Je n'ai pas été victime ou responsable d'accident grave. Je n'ai pas connu et ne connais pas personnellement de victime directe ou de responsable d'accident grave impliquant un·e cycliste.

Je ne suis pas lié au lobby du casque (si tant est qu'il existe un lobby du casque...). Je ne vend pas de casque, je ne fais pas de publicité pour une marque de casque, je ne retire aucun bénéfice à publier ce site sauf la satisfaction de lire et diffuser un peu de connaissance scientifique.

Ai-je une opinion sur le sujet ?

Ce site n'a pas vocation à servir du prêt-à-penser - j'encourage vivement le lecteur à minima à parcourir en biais l'ensemble des résumés - ni à militer "pour" ou "contre" quoique ce soit, sauf les usages inconsidérés voire malhonnêtes de l'expertise scientifique et des statistiques. Je précise cependant ma position vis à vis du port du casque pour éviter toute ambiguïté.

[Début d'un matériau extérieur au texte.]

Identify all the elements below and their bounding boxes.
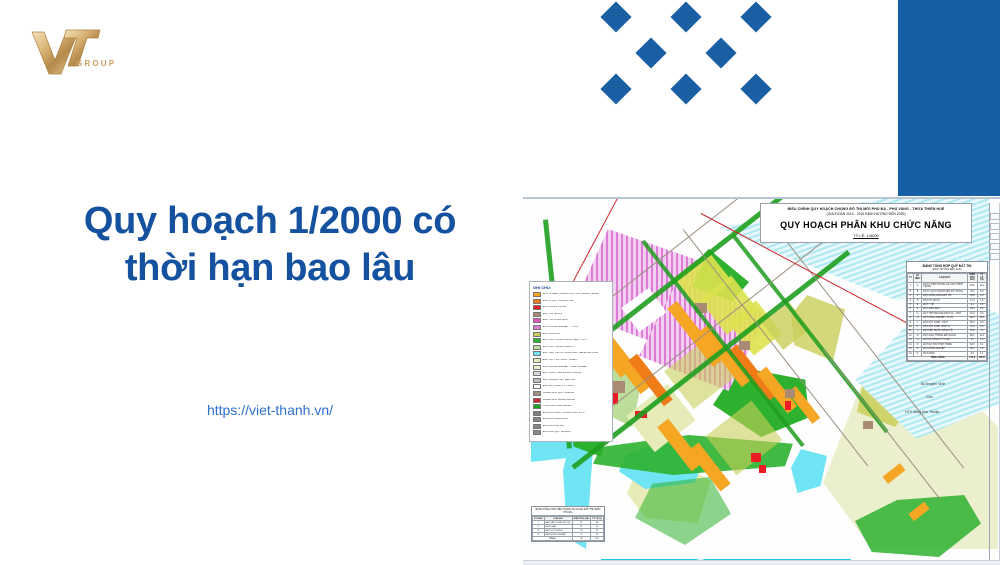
map-title-line2: (GIAI ĐOẠN 2010 - 2015 ĐỊNH HƯỚNG ĐẾN 20… xyxy=(763,212,969,217)
map-legend-label: ĐẤT CÂY XANH CÁCH LY xyxy=(543,346,575,349)
vt-group-logo[interactable]: GROUP xyxy=(28,26,120,80)
map-legend-label: ĐƯỜNG GIAO THÔNG KHU VỰC xyxy=(543,412,585,415)
map-legend-swatch xyxy=(533,371,541,376)
map-legend-swatch xyxy=(533,424,541,429)
map-canvas: ĐIỀU CHỈNH QUY HOẠCH CHUNG ĐÔ THỊ MỚI PH… xyxy=(523,199,1000,565)
map-legend-swatch xyxy=(533,384,541,389)
map-legend-label: RANH GIỚI QUY HOẠCH xyxy=(543,392,574,395)
map-sub-table-body: IĐẤT XÂY DỰNG ĐÔ THỊ4238IIĐẤT KHÁC2124II… xyxy=(533,521,604,541)
map-legend-swatch xyxy=(533,365,541,370)
page-title-line1: Quy hoạch 1/2000 có xyxy=(20,198,520,245)
map-legend-item: ĐƯỜNG GIAO THÔNG KHU VỰC xyxy=(533,411,609,416)
table-row: 1AĐẤT Ở HIỆN TRẠNG CẢI TẠO CHỈNH TRANG93… xyxy=(908,283,987,290)
map-legend-label: ĐƯỜNG PHÂN KHU xyxy=(543,418,568,421)
map-legend-swatch xyxy=(533,351,541,356)
map-title-scale: TỶ LỆ: 1/5000 xyxy=(763,233,969,238)
map-legend-item: ĐẤT MẶT NƯỚC SÔNG HỒ, KÊNH MƯƠNG xyxy=(533,351,609,356)
map-sub-table-total-row: TỔNG90100 xyxy=(533,537,604,541)
map-side-chip xyxy=(990,233,1000,240)
map-legend-item: TRỤC ĐƯỜNG CHÍNH xyxy=(533,404,609,409)
map-stats-header-cell: TỶ LỆ (%) xyxy=(977,273,986,283)
map-legend-item: ĐẤT DỰ TRỮ PHÁT TRIỂN xyxy=(533,358,609,363)
page-title-line2: thời hạn bao lâu xyxy=(20,245,520,292)
diamond-8 xyxy=(740,73,771,104)
map-stats-cell: 93.5 xyxy=(968,283,977,290)
map-legend-item: ĐẤT Ở HIỆN TRẠNG CẢI TẠO CHỈNH TRANG xyxy=(533,292,609,297)
map-side-chip xyxy=(990,213,1000,220)
map-legend-item: ĐẤT CÔNG CỘNG xyxy=(533,305,609,310)
map-stats-header-cell: LOẠI ĐẤT xyxy=(922,273,968,283)
diamond-1 xyxy=(600,1,631,32)
map-sub-table-grid: KÝ HIỆULOẠI ĐẤTDIỆN TÍCH (HA)TỶ LỆ (%) I… xyxy=(532,516,604,541)
map-legend-label: ĐƯỜNG QUY HOẠCH xyxy=(543,431,571,434)
diamond-4 xyxy=(635,37,666,68)
map-legend-swatch xyxy=(533,398,541,403)
page-title: Quy hoạch 1/2000 có thời hạn bao lâu xyxy=(20,198,520,292)
map-sub-total-area: 90 xyxy=(572,537,591,541)
map-stats-table: BẢNG TỔNG HỢP QUỸ ĐẤT THỊ (ĐỊNH HƯỚNG ĐẾ… xyxy=(906,261,988,362)
map-legend-swatch xyxy=(533,325,541,330)
map-legend-swatch xyxy=(533,292,541,297)
map-legend-label: ĐẤT Ở QUY HOẠCH MỚI xyxy=(543,300,574,303)
map-zone-admin-2 xyxy=(739,341,750,350)
map-legend-swatch xyxy=(533,332,541,337)
map-legend-item: ĐẤT CƠ QUAN xyxy=(533,312,609,317)
map-legend-swatch xyxy=(533,417,541,422)
map-legend-label: ĐẤT CÔNG NGHIỆP - TTCN xyxy=(543,326,578,329)
map-legend-swatch xyxy=(533,338,541,343)
map-legend-label: ĐẤT TRƯỜNG HỌC xyxy=(543,319,568,322)
map-legend-label: ĐẤT HẠ TẦNG KỸ THUẬT xyxy=(543,385,575,388)
map-legend-label: ĐẤT MẶT NƯỚC SÔNG HỒ, KÊNH MƯƠNG xyxy=(543,352,598,355)
diamond-7 xyxy=(670,73,701,104)
map-legend-rows: ĐẤT Ở HIỆN TRẠNG CẢI TẠO CHỈNH TRANGĐẤT … xyxy=(533,292,609,435)
map-legend-item: RANH GIỚI HÀNH CHÍNH xyxy=(533,398,609,403)
map-legend-swatch xyxy=(533,312,541,317)
map-legend-label: TRỤC ĐƯỜNG CHÍNH xyxy=(543,405,571,408)
vt-logo-mark xyxy=(28,26,120,80)
map-stats-total-label: TỔNG CỘNG xyxy=(908,356,968,360)
map-legend-item: ĐẤT GIAO THÔNG ĐỐI NGOẠI xyxy=(533,371,609,376)
map-stats-total-area: 771.0 xyxy=(968,356,977,360)
map-legend-item: ĐƯỜNG NỘI BỘ xyxy=(533,424,609,429)
map-legend-swatch xyxy=(533,430,541,435)
diamond-3 xyxy=(740,1,771,32)
diamond-2 xyxy=(670,1,701,32)
map-legend-label: ĐẤT GIAO THÔNG ĐỐI NGOẠI xyxy=(543,372,581,375)
map-side-chip xyxy=(990,253,1000,260)
map-legend-swatch xyxy=(533,318,541,323)
map-legend-title: GHI CHÚ: xyxy=(533,285,609,290)
map-stats-total-row: TỔNG CỘNG771.0100.0 xyxy=(908,356,987,360)
map-legend-item: ĐẤT BÃI ĐỖ XE - BẾN XE xyxy=(533,378,609,383)
map-side-chip xyxy=(990,243,1000,250)
map-legend-item: ĐƯỜNG PHÂN KHU xyxy=(533,417,609,422)
map-zone-public-6 xyxy=(785,401,791,410)
map-legend-swatch xyxy=(533,404,541,409)
map-stats-header-cell: DIỆN TÍCH (HA) xyxy=(968,273,977,283)
map-legend-swatch xyxy=(533,378,541,383)
map-sub-table: BẢNG TỔNG HỢP HIỆN TRẠNG SỬ DỤNG ĐẤT THỊ… xyxy=(531,506,605,542)
map-stats-grid: TTKÝ HIỆULOẠI ĐẤTDIỆN TÍCH (HA)TỶ LỆ (%)… xyxy=(907,273,987,362)
map-zone-public-5 xyxy=(759,465,766,473)
map-stats-total-pct: 100.0 xyxy=(977,356,986,360)
map-water-pond-south xyxy=(791,449,827,493)
map-legend-item: ĐẤT HẠ TẦNG KỸ THUẬT xyxy=(533,384,609,389)
map-legend-swatch xyxy=(533,411,541,416)
map-legend-label: ĐẤT BÃI ĐỖ XE - BẾN XE xyxy=(543,379,575,382)
map-legend-swatch xyxy=(533,345,541,350)
map-legend-label: RANH GIỚI HÀNH CHÍNH xyxy=(543,399,575,402)
map-legend-item: ĐẤT CÂY XANH CÔNG VIÊN - TDTT xyxy=(533,338,609,343)
map-annotation-label: Cồn xyxy=(926,395,933,399)
map-legend-item: ĐẤT CÔNG NGHIỆP - TTCN xyxy=(533,325,609,330)
map-side-chip xyxy=(990,223,1000,230)
map-annotation-label: HTX đồng tôm Thuận xyxy=(905,410,939,414)
map-legend: GHI CHÚ: ĐẤT Ở HIỆN TRẠNG CẢI TẠO CHỈNH … xyxy=(529,281,613,442)
map-legend-label: ĐẤT CÂY XANH CÔNG VIÊN - TDTT xyxy=(543,339,588,342)
map-legend-label: ĐẤT Ở HIỆN TRẠNG CẢI TẠO CHỈNH TRANG xyxy=(543,293,599,296)
map-legend-label: ĐẤT CÔNG CỘNG xyxy=(543,306,566,309)
map-legend-item: RANH GIỚI QUY HOẠCH xyxy=(533,391,609,396)
map-annotation-label: Âu thuyền Vinh xyxy=(921,382,945,386)
map-legend-swatch xyxy=(533,305,541,310)
map-legend-swatch xyxy=(533,299,541,304)
map-sub-total-label: TỔNG xyxy=(533,537,573,541)
map-legend-label: ĐẤT DỊCH VỤ xyxy=(543,333,560,336)
map-legend-label: ĐẤT DỰ TRỮ PHÁT TRIỂN xyxy=(543,359,577,362)
map-legend-swatch xyxy=(533,358,541,363)
map-stats-cell: ĐẤT Ở HIỆN TRẠNG CẢI TẠO CHỈNH TRANG xyxy=(922,283,968,290)
map-title-cartouche: ĐIỀU CHỈNH QUY HOẠCH CHUNG ĐÔ THỊ MỚI PH… xyxy=(760,203,972,243)
map-sub-table-title: BẢNG TỔNG HỢP HIỆN TRẠNG SỬ DỤNG ĐẤT THỊ… xyxy=(532,507,604,516)
map-sub-total-pct: 100 xyxy=(591,537,604,541)
diamond-5 xyxy=(705,37,736,68)
zoning-plan-image[interactable]: ĐIỀU CHỈNH QUY HOẠCH CHUNG ĐÔ THỊ MỚI PH… xyxy=(523,197,1000,565)
map-zone-admin-5 xyxy=(863,421,873,429)
map-legend-swatch xyxy=(533,391,541,396)
map-legend-item: ĐƯỜNG QUY HOẠCH xyxy=(533,430,609,435)
map-stats-cell: A xyxy=(913,283,921,290)
map-zone-admin-4 xyxy=(785,389,795,398)
map-legend-label: ĐẤT NÔNG NGHIỆP - LÂM NGHIỆP xyxy=(543,366,587,369)
map-legend-label: ĐẤT CƠ QUAN xyxy=(543,313,562,316)
logo-wordmark: GROUP xyxy=(76,59,116,68)
map-side-thumbnails xyxy=(990,213,999,263)
map-stats-cell: 12.1 xyxy=(977,283,986,290)
diamond-6 xyxy=(600,73,631,104)
site-url-link[interactable]: https://viet-thanh.vn/ xyxy=(20,402,520,418)
map-legend-label: ĐƯỜNG NỘI BỘ xyxy=(543,425,564,428)
map-title-line3: QUY HOẠCH PHÂN KHU CHỨC NĂNG xyxy=(763,220,969,232)
map-stats-header-row: TTKÝ HIỆULOẠI ĐẤTDIỆN TÍCH (HA)TỶ LỆ (%) xyxy=(908,273,987,283)
map-stats-body: 1AĐẤT Ở HIỆN TRẠNG CẢI TẠO CHỈNH TRANG93… xyxy=(908,283,987,361)
map-legend-item: ĐẤT CÂY XANH CÁCH LY xyxy=(533,345,609,350)
header-blue-block xyxy=(898,0,1000,196)
map-legend-item: ĐẤT NÔNG NGHIỆP - LÂM NGHIỆP xyxy=(533,365,609,370)
map-legend-item: ĐẤT DỊCH VỤ xyxy=(533,332,609,337)
map-legend-item: ĐẤT TRƯỜNG HỌC xyxy=(533,318,609,323)
map-legend-item: ĐẤT Ở QUY HOẠCH MỚI xyxy=(533,299,609,304)
map-zone-public-4 xyxy=(751,453,761,462)
diamond-grid xyxy=(605,6,785,101)
map-stats-header-cell: KÝ HIỆU xyxy=(913,273,921,283)
map-zone-admin-3 xyxy=(611,381,625,393)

Je suis convaincu que le casque est efficace pour protéger la tête des cyclistes. Il ne réduit pas le nombre d'accidents mais il en atténue les conséquences: moins de lésions cérébrales, moins de blessures à la face, moins de décès. Il n'est pas efficace à 100% comme d'ailleurs tous les dispositifs de sécurité. Je pense qu'il est légitime de le recommander pour les populations à risque (jeunes cyclistes - il est maintenant obligatoire pour les moins de 12 ans, cyclistes agé·e·s ou peu expérimenté·e·s), et pour toutes les autres lorsque les conditions de circulations présentent un risque accru de chute: circulation dans un trafic urbain dense et/ou agressif, chaussées glissantes, etc.... Enfin, je ne supporte ni les cris d'orfraie à l'endroit des cyclistes tête nue dans le trafic, ni les soupirs condescendants à propos des cyclistes casqué·e·s roulant paisiblement sur une piste cyclable. Tous ces choix sont légitimes... tant qu'ils sont éclairés !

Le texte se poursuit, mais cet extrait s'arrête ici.